As the data demonstrates, it’s not that GWACs are struggling. Quite the contrary, Cornelius said, these vehicles are more important than ever so improving them by taking broader advantage of NASA or the General Services Administration or the National Institutes of Health’s IT Acquisition Assessment Center (NITAAC) individual innovations is an important part of their evolution.

“When you think about the GWACs and you think about the pressure and focus that the past couple of administrations as well as this one has had on the GWAC process, of trying to push toward more streamlining, more commoditization, more harmonization, were well intended, but the technology market, especially on the services side, is moving so much faster than where the GWACs can keep up,” he said. “The intent of the paper is to move away from the focus on that commoditization and streamlining and more on what are we doing to bring access to innovative products and services onto those contracts? How are we keeping the product catalog and the service catalog fresh so that as agency appetites and agency buying preferences evolve, these GWACs can be more customer oriented?”

ADI made seven recommendations to modernize GWACS, including moving toward a “show, don’t tell” evaluation approach to bidding, improve onboarding of new vendors and off-boarding of vendors who aren’t performing and making more use of commercial past performance examples.

Cornelius said better onboarding processes and the training of new entrants on how GWACs work would go a long way to giving agencies access to innovations.

“If you’re on a GWAC for 10 years, that has a tremendous barrier to innovation, especially for a lot of small and medium sized companies who plan to grow over that time and don’t want to be locked into just one particular contract. They don’t want to place their business bets today on what’s going to happen 10 years from now. They want access to be able to move around to these GWACS as their business grows and as they might acquire other companies or as they develop new product lines. I think the onboarding piece was what we heard even more vociferously from our members,” he said.

Emily Murphy, the former GSA administrator, said to bring innovation to GWACs, the use of the unpriced master contract approach is key.

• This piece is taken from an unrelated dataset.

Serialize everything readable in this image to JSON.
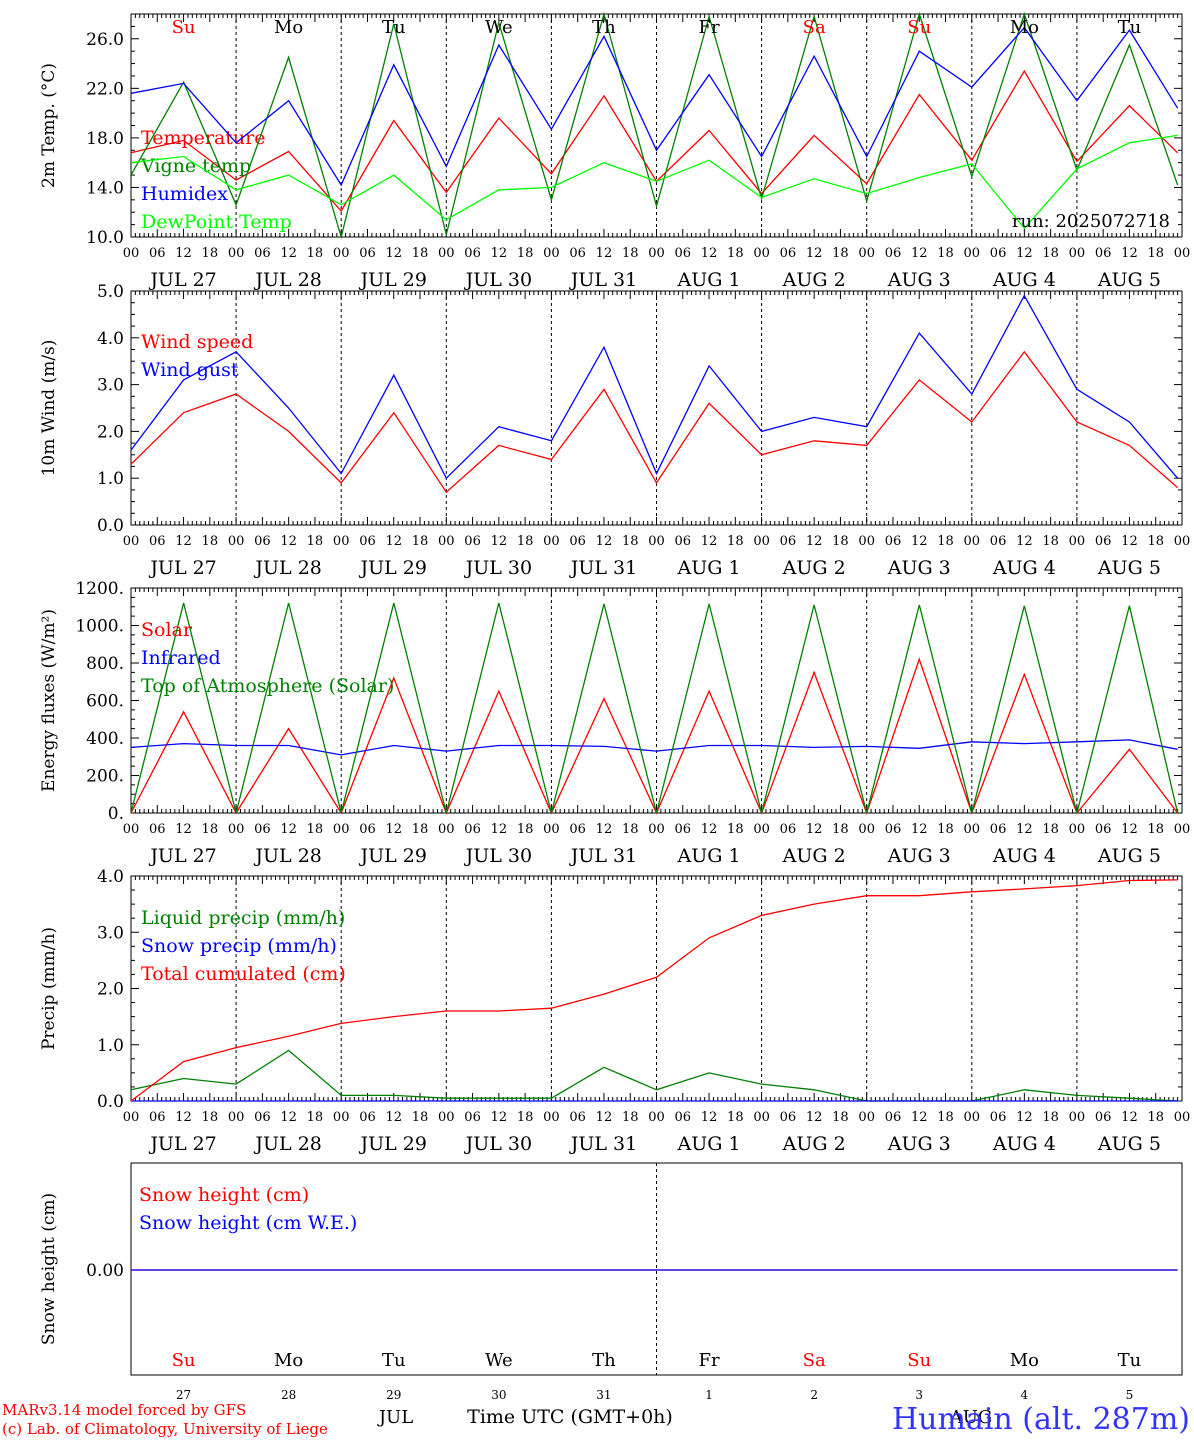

“[T]o effectively promote innovation, GSA’s use of Section 876 authority on POLARIS should do more to promote customized and innovative responses,” Murphy said in an email to Federal News Network. “By focusing on technical capabilities for the initial award, POLARIS should deliver demonstrated technical competence that can be applied to problems not yet articulated by customer agencies, rather than simply demonstrating an existing commercial solution to a known challenge.”

Applying the Section 876 provision to GWACs more broadly fits in with ADI’s recommendation to evaluate more relevant criteria to get on the vehicle.

“[E]valuation criteria for GWACs should evolve to open the aperture for nontraditional commercial innovation. In those situations where past performance is based on work scope and project complexity, the government should explore ways to include relevant commercial use cases in the evaluation as part of the ‘past performance’ reviews,” the report states. “Such factors as ‘what was accomplished’ for the customer in terms of deliverables should play a prominent role. GWACs must move past ‘box checking’ exercises regarding work performed for existing federal agencies to address actual technical risk and focus upon implementing modern commercial capabilities that solve complex agency challenges.”

Cornelius said ADI plans to share the report with the Office of Management and Budget and with the relevant committees on Capitol Hill.

“I’m not saying there has to be a legislative solution to what we’re doing. There’s probably are some opportunities to tweak some of the acquisition laws and the budgeting laws to help move agencies more in the direction we’d like to see them go under the white paper,” he said. “This is going to be the start of many conversations, and there’s already a lot of activity. For us, this is the best way from the outside we can try to bring as many of those actors both on the policy and the management or implementation side together to focus on these recommendations, talk about how we can actually get them implemented, and then start to see some real progress happening.”